The four chapters of the excellent
Litvinenko
(Movistar Plus+)
narrate the 22 days of agony and death of Alexander Litvinenko, a former KGB member exiled in Great Britain and poisoned with polonium 210. Three weeks in which the protagonist, a sober David Tennant, lucidly assumes his imminent death and offers a wide information about the authors, direct and indirect, of their poisoning.
He has one thing clear: the person responsible for his death is Vladimir Putin, his former boss in the KGB and President of Russia during the events reported.
Scripted by George Kay and directed by Jim Field Smith, the series focuses on the police investigation that aims to clarify the State terrorist act in central London, a scrupulous investigation that finds the obstructionist attitude of the Russian authorities, something recognizable by these payments when the courts tried to investigate the double accounting of the PP, and the demagogy of those who considered Litvinenko a traitor to the Homeland when in reality he was an expert in the cruel methods of his secret services.

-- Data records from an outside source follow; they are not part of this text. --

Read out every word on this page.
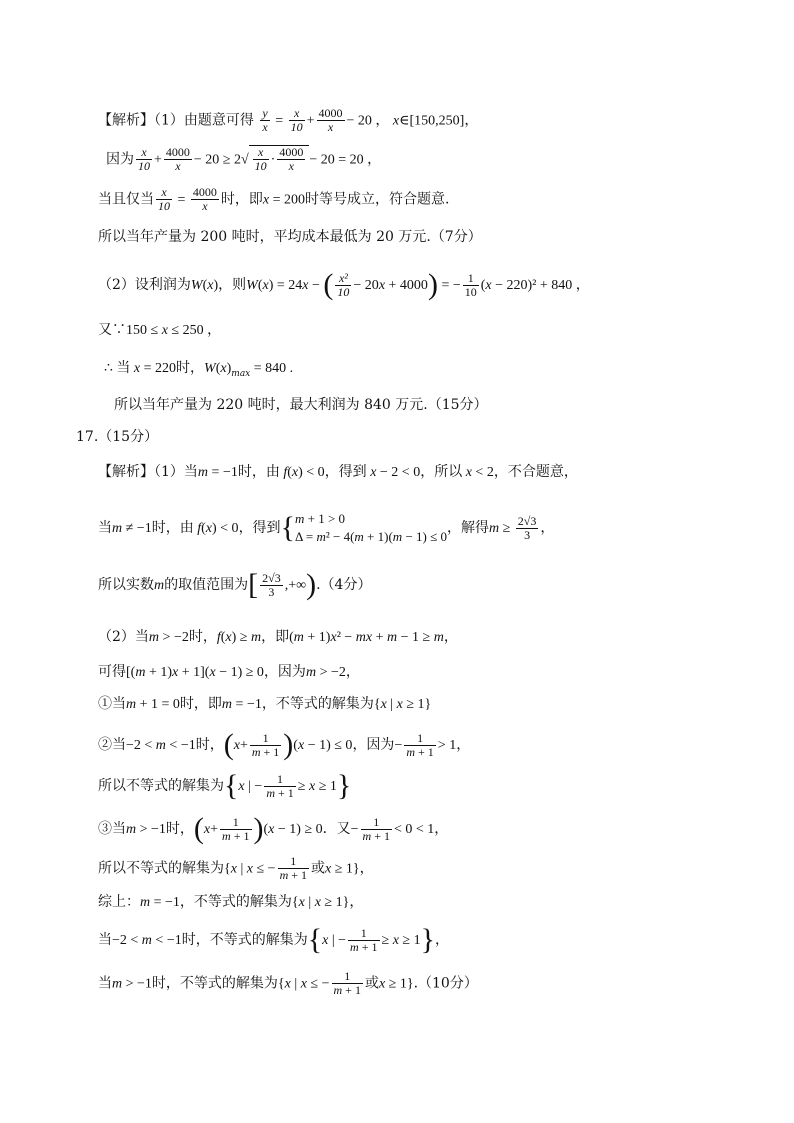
【解析】（1）由题意可得 $\frac{y}{x} = \frac{x}{10} + \frac{4000}{x} - 20$ ， x∈[150,250]，
因为 $\frac{x}{10} + \frac{4000}{x} - 20 \ge 2√ \frac{x}{10} \cdot \frac{4000}{x} - 20 = 20$ ，
当且仅当 $\frac{x}{10} = \frac{4000}{x}$ 时，即x = 200时等号成立，符合题意.
所以当年产量为 200 吨时，平均成本最低为 20 万元.（7分）
（2）设利润为W(x)，则W(x) = 24x − ( $\frac{\text{x²}}{10} - 20x + 4000$) = − $\frac{1}{10} (x - 220)^2 + 840$ ，
又∵150 ≤ x ≤ 250 ，
∴ 当 x = 220时，$W(x)_{max} = 840$ .
所以当年产量为 220 吨时，最大利润为 840 万元.（15分）
17.（15分）
【解析】（1）当m = −1时，由 f(x) < 0，得到 x − 2 < 0，所以 x < 2，不合题意，
当m ≠ −1时，由 f(x) < 0，得到{ m + 1 > 0
Δ = m² − 4(m + 1)(m − 1) ≤ 0
，解得$m \ge \frac{2√3}{3}$ ，
所以实数m的取值范围为[ $\frac{2√3}{3} ,+\infty).(4$分）
（2）当m > −2时，f(x) ≥ m，即(m + 1)x² − mx + m − 1 ≥ m，
可得[(m + 1)x + 1](x − 1) ≥ 0，因为m > −2，
①当m + 1 = 0时，即m = −1，不等式的解集为{x | x ≥ 1}
②当−2 < m < −1时，$(x+ \frac{1}{m + 1} )(x - 1) \le 0$，因为− $\frac{1}{m + 1} > 1$，
所以不等式的解集为{x | − $\frac{1}{m + 1} \ge x \ge 1$}
③当m > −1时，$(x+ \frac{1}{m + 1} )(x - 1) \ge 0$．又− $\frac{1}{m + 1} < 0 < 1$，
所以不等式的解集为{x | x ≤ − $\frac{1}{m + 1}$ 或x ≥ 1}，
综上：m = −1，不等式的解集为{x | x ≥ 1}，
当−2 < m < −1时，不等式的解集为{x | − $\frac{1}{m + 1} \ge x \ge 1$}，
当m > −1时，不等式的解集为{x | x ≤ − $\frac{1}{m + 1}$ 或x ≥ 1}.（10分）
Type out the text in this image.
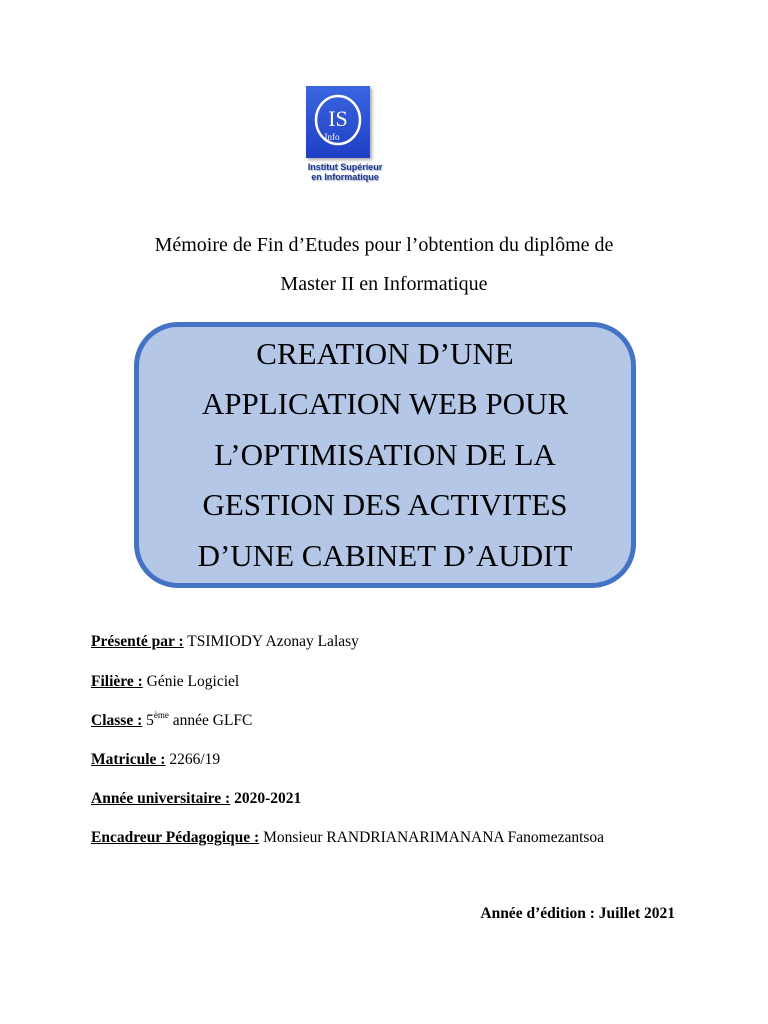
IS
Info
Institut Supérieur
en Informatique
Mémoire de Fin d’Etudes pour l’obtention du diplôme de
Master II en Informatique
CREATION D’UNE
APPLICATION WEB POUR
L’OPTIMISATION DE LA
GESTION DES ACTIVITES
D’UNE CABINET D’AUDIT
Présenté par : TSIMIODY Azonay Lalasy
Filière : Génie Logiciel
Classe : 5ème année GLFC
Matricule : 2266/19
Année universitaire : 2020-2021
Encadreur Pédagogique : Monsieur RANDRIANARIMANANA Fanomezantsoa
Année d’édition : Juillet 2021
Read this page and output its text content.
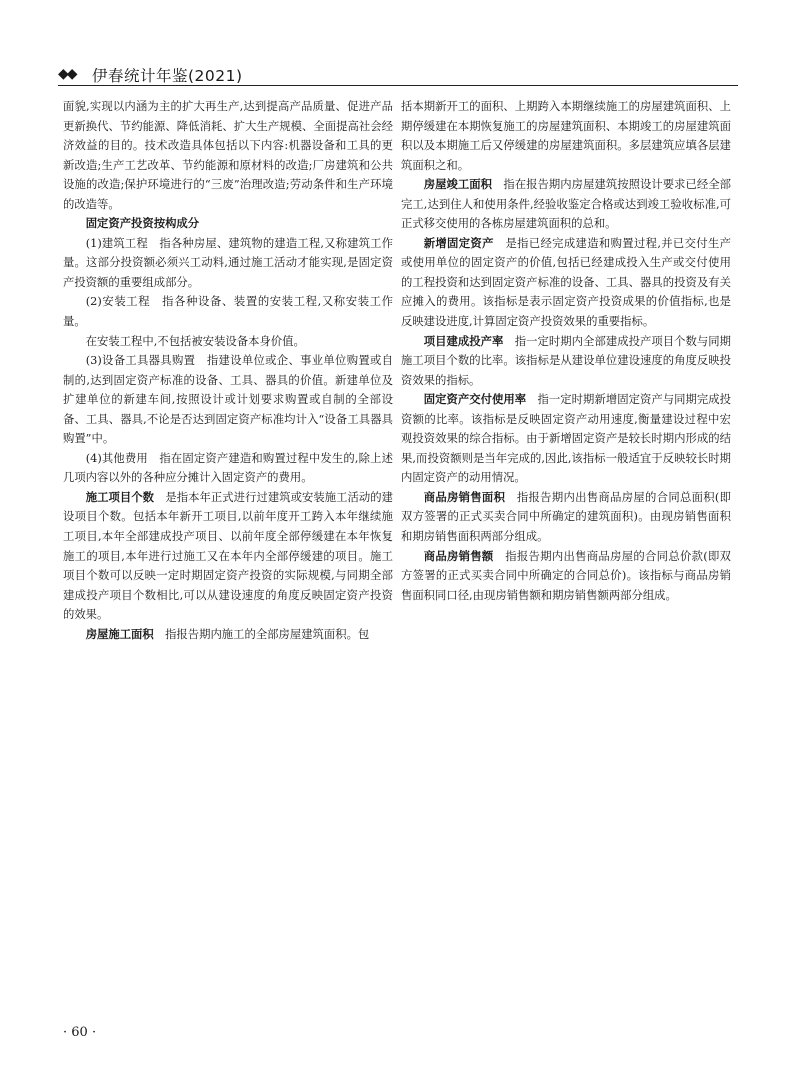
◆◆ 伊春统计年鉴(2021)

面貌,实现以内涵为主的扩大再生产,达到提高产品质量、促进产品更新换代、节约能源、降低消耗、扩大生产规模、全面提高社会经济效益的目的。技术改造具体包括以下内容:机器设备和工具的更新改造;生产工艺改革、节约能源和原材料的改造;厂房建筑和公共设施的改造;保护环境进行的“三废”治理改造;劳动条件和生产环境的改造等。

固定资产投资按构成分

(1)建筑工程　指各种房屋、建筑物的建造工程,又称建筑工作量。这部分投资额必须兴工动料,通过施工活动才能实现,是固定资产投资额的重要组成部分。

(2)安装工程　指各种设备、装置的安装工程,又称安装工作量。

在安装工程中,不包括被安装设备本身价值。

(3)设备工具器具购置　指建设单位或企、事业单位购置或自制的,达到固定资产标准的设备、工具、器具的价值。新建单位及扩建单位的新建车间,按照设计或计划要求购置或自制的全部设备、工具、器具,不论是否达到固定资产标准均计入“设备工具器具购置”中。

(4)其他费用　指在固定资产建造和购置过程中发生的,除上述几项内容以外的各种应分摊计入固定资产的费用。

施工项目个数　是指本年正式进行过建筑或安装施工活动的建设项目个数。包括本年新开工项目,以前年度开工跨入本年继续施工项目,本年全部建成投产项目、以前年度全部停缓建在本年恢复施工的项目,本年进行过施工又在本年内全部停缓建的项目。施工项目个数可以反映一定时期固定资产投资的实际规模,与同期全部建成投产项目个数相比,可以从建设速度的角度反映固定资产投资的效果。

房屋施工面积　指报告期内施工的全部房屋建筑面积。包

括本期新开工的面积、上期跨入本期继续施工的房屋建筑面积、上期停缓建在本期恢复施工的房屋建筑面积、本期竣工的房屋建筑面积以及本期施工后又停缓建的房屋建筑面积。多层建筑应填各层建筑面积之和。

房屋竣工面积　指在报告期内房屋建筑按照设计要求已经全部完工,达到住人和使用条件,经验收鉴定合格或达到竣工验收标准,可正式移交使用的各栋房屋建筑面积的总和。

新增固定资产　是指已经完成建造和购置过程,并已交付生产或使用单位的固定资产的价值,包括已经建成投入生产或交付使用的工程投资和达到固定资产标准的设备、工具、器具的投资及有关应摊入的费用。该指标是表示固定资产投资成果的价值指标,也是反映建设进度,计算固定资产投资效果的重要指标。

项目建成投产率　指一定时期内全部建成投产项目个数与同期施工项目个数的比率。该指标是从建设单位建设速度的角度反映投资效果的指标。

固定资产交付使用率　指一定时期新增固定资产与同期完成投资额的比率。该指标是反映固定资产动用速度,衡量建设过程中宏观投资效果的综合指标。由于新增固定资产是较长时期内形成的结果,而投资额则是当年完成的,因此,该指标一般适宜于反映较长时期内固定资产的动用情况。

商品房销售面积　指报告期内出售商品房屋的合同总面积(即双方签署的正式买卖合同中所确定的建筑面积)。由现房销售面积和期房销售面积两部分组成。

商品房销售额　指报告期内出售商品房屋的合同总价款(即双方签署的正式买卖合同中所确定的合同总价)。该指标与商品房销售面积同口径,由现房销售额和期房销售额两部分组成。

· 60 ·
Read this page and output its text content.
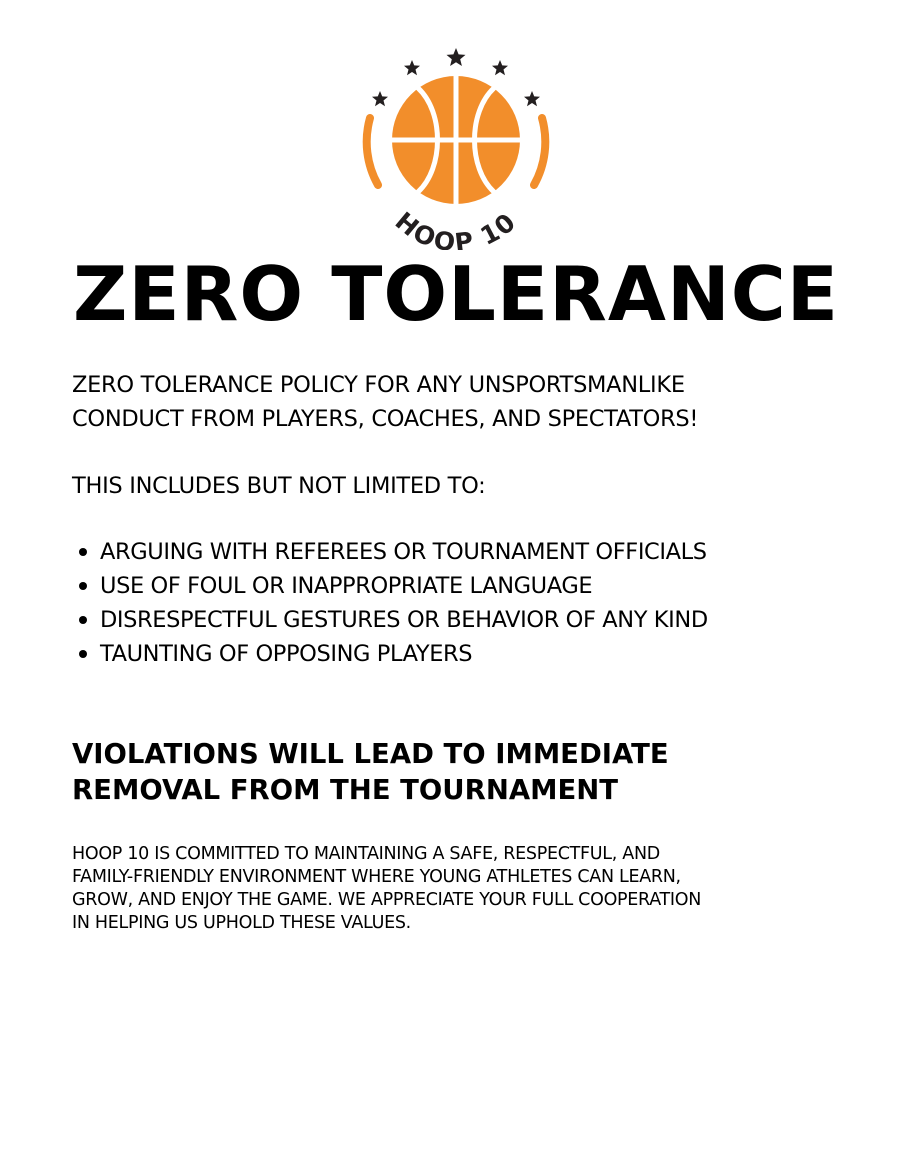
HOOP 10
ZERO TOLERANCE

ZERO TOLERANCE POLICY FOR ANY UNSPORTSMANLIKE
CONDUCT FROM PLAYERS, COACHES, AND SPECTATORS!

THIS INCLUDES BUT NOT LIMITED TO:
ARGUING WITH REFEREES OR TOURNAMENT OFFICIALS
USE OF FOUL OR INAPPROPRIATE LANGUAGE
DISRESPECTFUL GESTURES OR BEHAVIOR OF ANY KIND
TAUNTING OF OPPOSING PLAYERS
VIOLATIONS WILL LEAD TO IMMEDIATE
REMOVAL FROM THE TOURNAMENT
HOOP 10 IS COMMITTED TO MAINTAINING A SAFE, RESPECTFUL, AND
FAMILY-FRIENDLY ENVIRONMENT WHERE YOUNG ATHLETES CAN LEARN,
GROW, AND ENJOY THE GAME. WE APPRECIATE YOUR FULL COOPERATION
IN HELPING US UPHOLD THESE VALUES.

In other words: Putin considers that attacking him is attacking Russia, a very beneficial extrapolation for his personal interests, like that of the businessman who alleges "legal uncertainty" to save several million euros in taxes.
What has been said: an excellent series that ratifies the already well-known despotism of Vladimir Putin and the impotence of citizens in the face of the powers of the States, because if in the Russian case it is evident, the British one is not far behind, who, finally, puts the commercial and political interests to the consequences of convicting someone who decided to end the life of a dissident.